By: Herosha Krishner
Successful Iranian Jewish real estate developer Ben Shaoul has sold an Upper East Side retail condo for $15.3 million in Bitcoin.
The landlord, whose firm Magnum Real Estate Group is converting 389 East 89th Street from rentals to condos, sold the 11,400-square-foot space earlier this month, The Real Deal has learned. The buyer is a Taiwanese entity called Affluent Silver International LLC, according to a person familiar with the deal.
To complete the transaction the parties used Bitpay and Starr. Eric Hedvat, a broker with Jet Real Estate who represented Magnum, said it was a “seamless process.” Shaoul declined to comment, according to a report from Real Deal.
Shaoul was born in Forest Hills, Queens, New York City to an Iranian Jewish family, is a very successful landlord, developer and a community college dropout!
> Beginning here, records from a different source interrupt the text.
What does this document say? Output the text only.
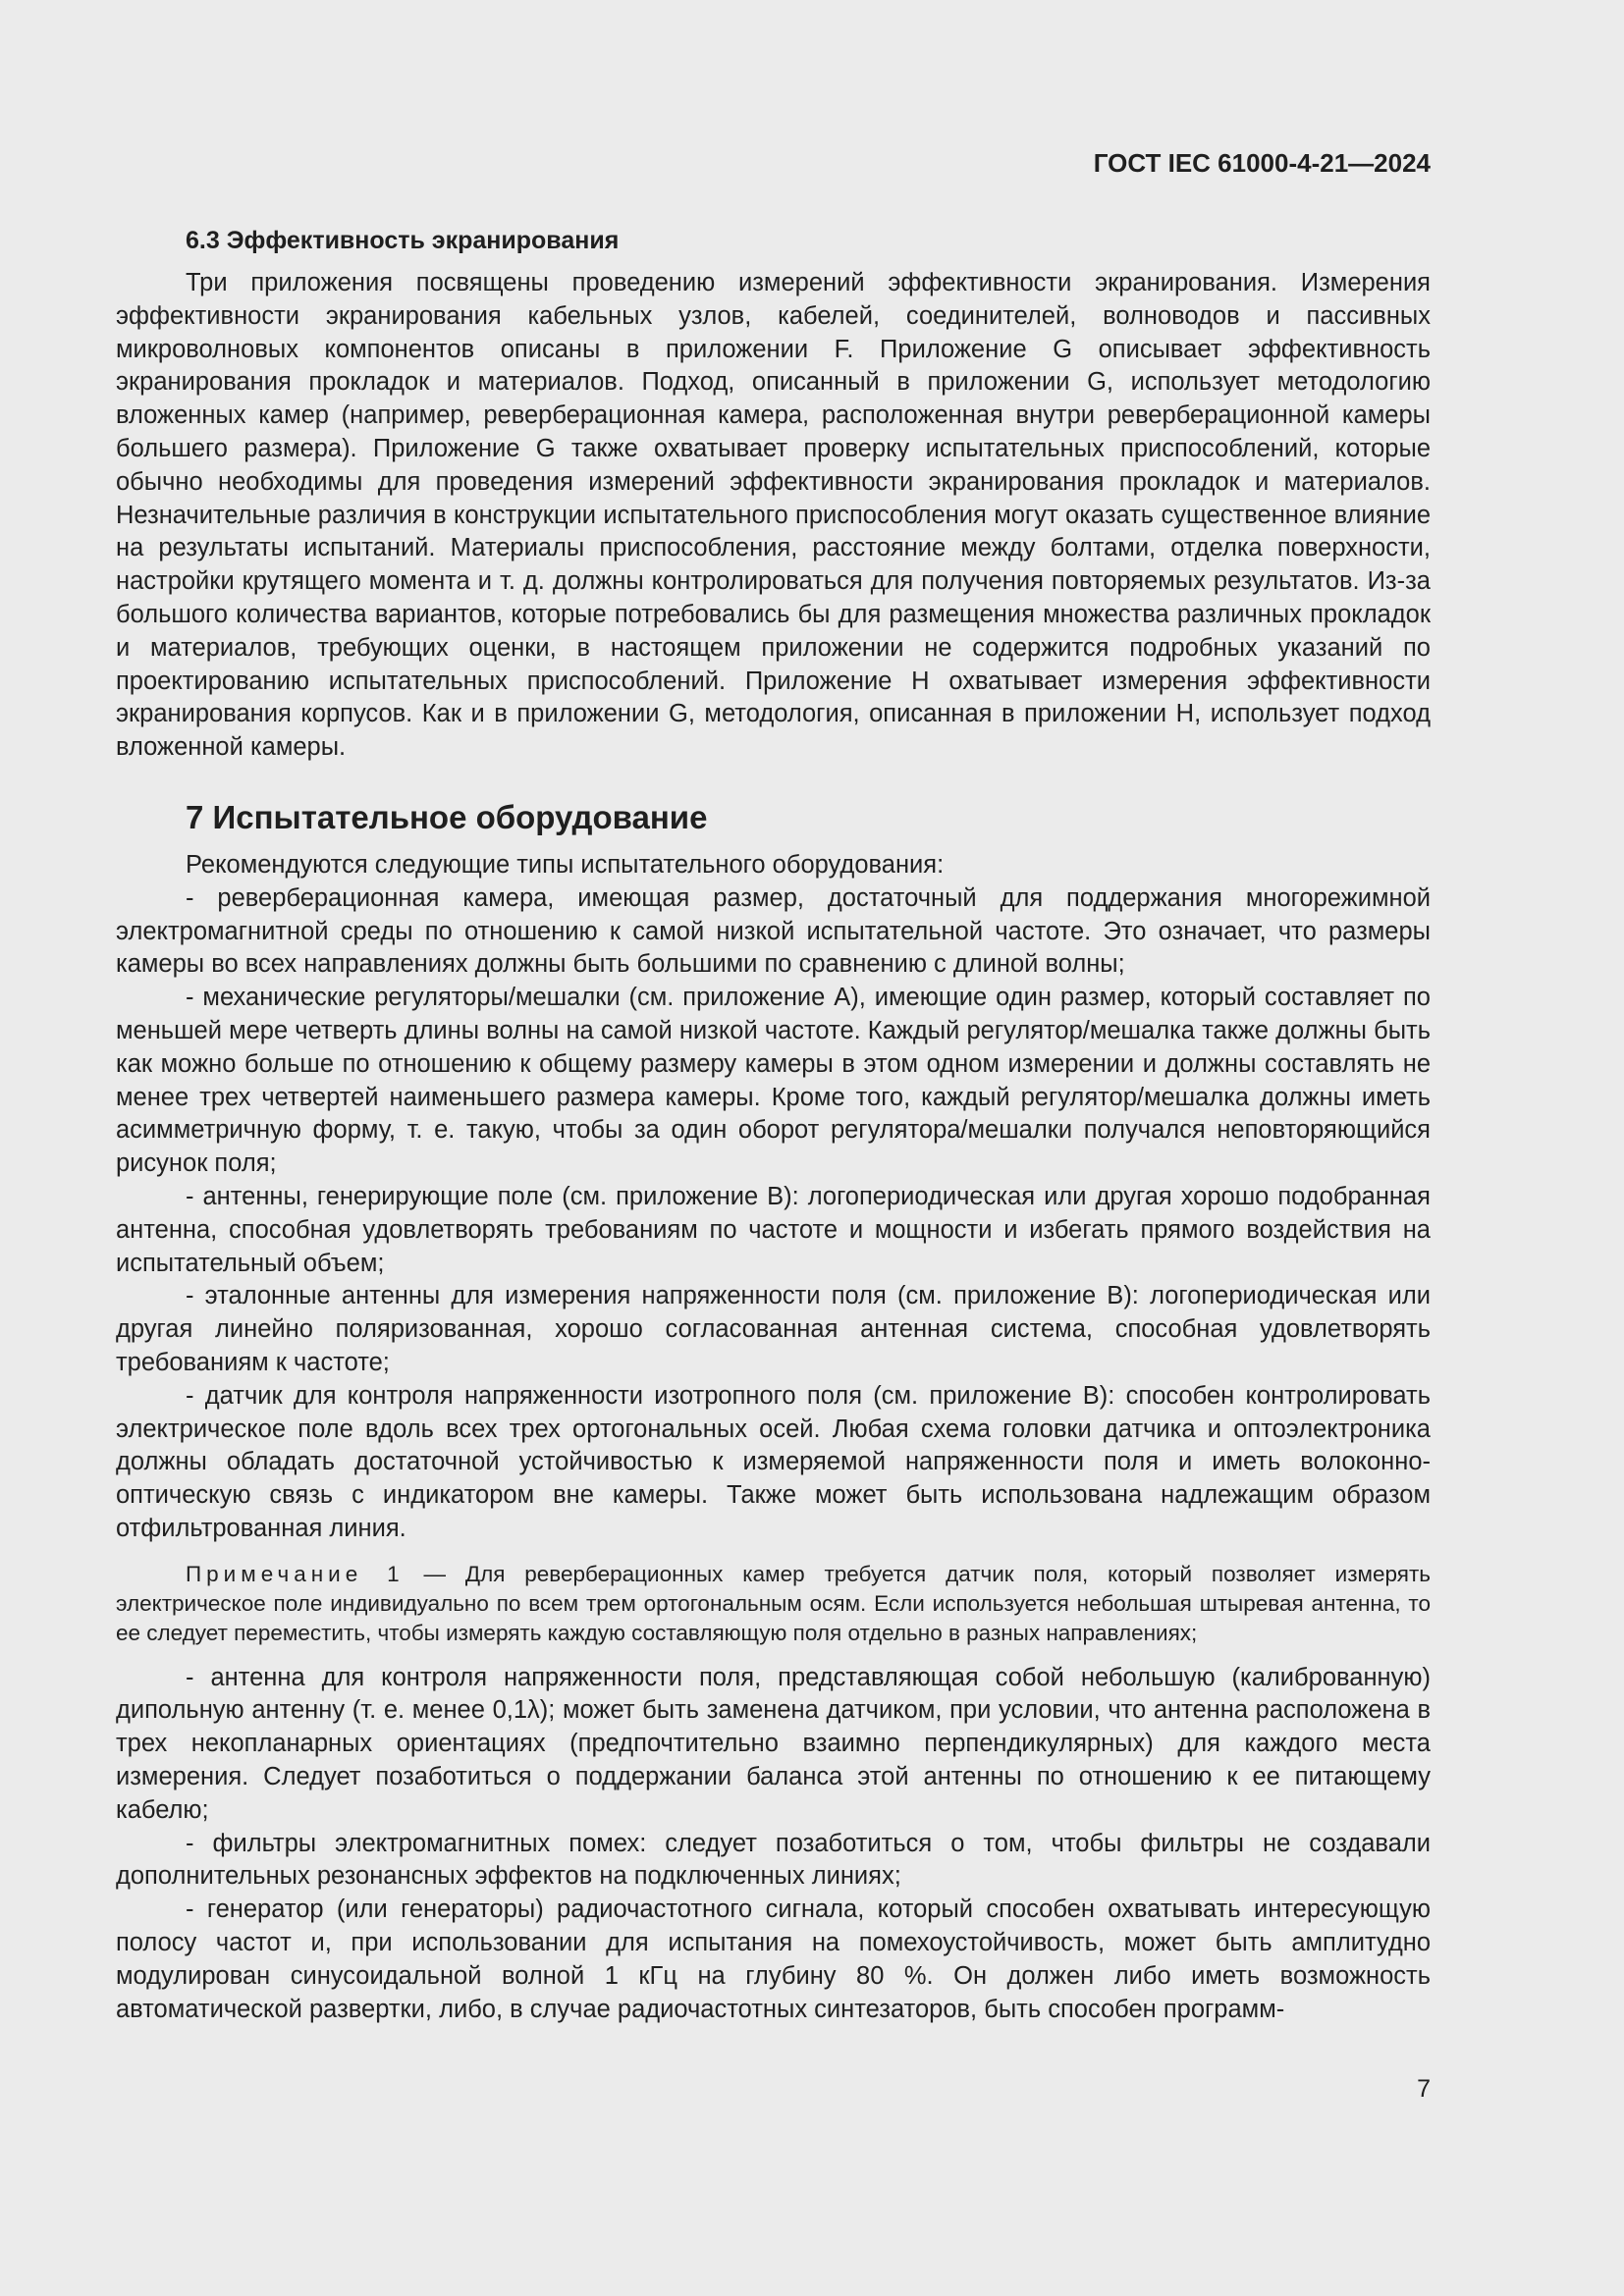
ГОСТ IEC 61000-4-21—2024
6.3 Эффективность экранирования

Три приложения посвящены проведению измерений эффективности экранирования. Измерения эффективности экранирования кабельных узлов, кабелей, соединителей, волноводов и пассивных микроволновых компонентов описаны в приложении F. Приложение G описывает эффективность экранирования прокладок и материалов. Подход, описанный в приложении G, использует методологию вложенных камер (например, реверберационная камера, расположенная внутри реверберационной камеры большего размера). Приложение G также охватывает проверку испытательных приспособлений, которые обычно необходимы для проведения измерений эффективности экранирования прокладок и материалов. Незначительные различия в конструкции испытательного приспособления могут оказать существенное влияние на результаты испытаний. Материалы приспособления, расстояние между болтами, отделка поверхности, настройки крутящего момента и т. д. должны контролироваться для получения повторяемых результатов. Из-за большого количества вариантов, которые потребовались бы для размещения множества различных прокладок и материалов, требующих оценки, в настоящем приложении не содержится подробных указаний по проектированию испытательных приспособлений. Приложение Н охватывает измерения эффективности экранирования корпусов. Как и в приложении G, методология, описанная в приложении Н, использует подход вложенной камеры.

7 Испытательное оборудование

Рекомендуются следующие типы испытательного оборудования:

- реверберационная камера, имеющая размер, достаточный для поддержания многорежимной электромагнитной среды по отношению к самой низкой испытательной частоте. Это означает, что размеры камеры во всех направлениях должны быть большими по сравнению с длиной волны;

- механические регуляторы/мешалки (см. приложение А), имеющие один размер, который составляет по меньшей мере четверть длины волны на самой низкой частоте. Каждый регулятор/мешалка также должны быть как можно больше по отношению к общему размеру камеры в этом одном измерении и должны составлять не менее трех четвертей наименьшего размера камеры. Кроме того, каждый регулятор/мешалка должны иметь асимметричную форму, т. е. такую, чтобы за один оборот регулятора/мешалки получался неповторяющийся рисунок поля;

- антенны, генерирующие поле (см. приложение В): логопериодическая или другая хорошо подобранная антенна, способная удовлетворять требованиям по частоте и мощности и избегать прямого воздействия на испытательный объем;

- эталонные антенны для измерения напряженности поля (см. приложение В): логопериодическая или другая линейно поляризованная, хорошо согласованная антенная система, способная удовлетворять требованиям к частоте;

- датчик для контроля напряженности изотропного поля (см. приложение В): способен контролировать электрическое поле вдоль всех трех ортогональных осей. Любая схема головки датчика и оптоэлектроника должны обладать достаточной устойчивостью к измеряемой напряженности поля и иметь волоконно-оптическую связь с индикатором вне камеры. Также может быть использована надлежащим образом отфильтрованная линия.

Примечание 1 — Для реверберационных камер требуется датчик поля, который позволяет измерять электрическое поле индивидуально по всем трем ортогональным осям. Если используется небольшая штыревая антенна, то ее следует переместить, чтобы измерять каждую составляющую поля отдельно в разных направлениях;

- антенна для контроля напряженности поля, представляющая собой небольшую (калиброванную) дипольную антенну (т. е. менее 0,1λ); может быть заменена датчиком, при условии, что антенна расположена в трех некопланарных ориентациях (предпочтительно взаимно перпендикулярных) для каждого места измерения. Следует позаботиться о поддержании баланса этой антенны по отношению к ее питающему кабелю;

- фильтры электромагнитных помех: следует позаботиться о том, чтобы фильтры не создавали дополнительных резонансных эффектов на подключенных линиях;

- генератор (или генераторы) радиочастотного сигнала, который способен охватывать интересующую полосу частот и, при использовании для испытания на помехоустойчивость, может быть амплитудно модулирован синусоидальной волной 1 кГц на глубину 80 %. Он должен либо иметь возможность автоматической развертки, либо, в случае радиочастотных синтезаторов, быть способен программ-

7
After he left school, he interned for a summer with a New York-based developer run by the Ohebshalom family, (also of Persian Jewish heritage). He oversaw the renovation of his father’s property and later took out a mortgage on the building. In 1998, he and his parents co-founded Magnum Real Estate Group.] In 1999, Shaoul used the proceeds from that mortgage to buy his first property, which was located on Mott Street in Nolita, according to Wikipedia researchers.
Shaoul purchases buildings that have not been renovated for a long time and renovates them, and then increases the rent. He primarily focuses on the East Village has added luxury apartments on top existing buildings, all according to Wikipedia.
This powerhouse developer made headlines earlier this year.
An investor with links to a now-imprisoned oil tycoon and Chinese developer has bought 10 condos in Ben Shaoul’s Gramercy Park tower. In the last week of June, as a new set of taxes were about to be imposed on residential real estate, a buying spree of residential units ensued. As reported by the Real Deal, this portfolio of condos closed then for a combined price of more than $33 million. The units purchased range from about $2.5 million to $5.1 million each.
The units purchased range from about $2.5 million to $5.1 million each and are located on floors 15 through 21of the building, TJV reported.
Last year, Magnum went into contract with two other buyers in the building for residential condos using a Bitcoin transfer. One unit was a 624-square-foot studio with an asking price of $875,000, the other was a 989-square-foot one-bedroom with a $1.48 million price tag, Real Deal reported.
While Bitcoin is not commonly used for real estate transactions, due to the wild fluctuations of the cryptocurrency. In the last 2 years 1 bitcoin has ranged from $20,000 a bitcoin to as low as $3000 a bitcoin.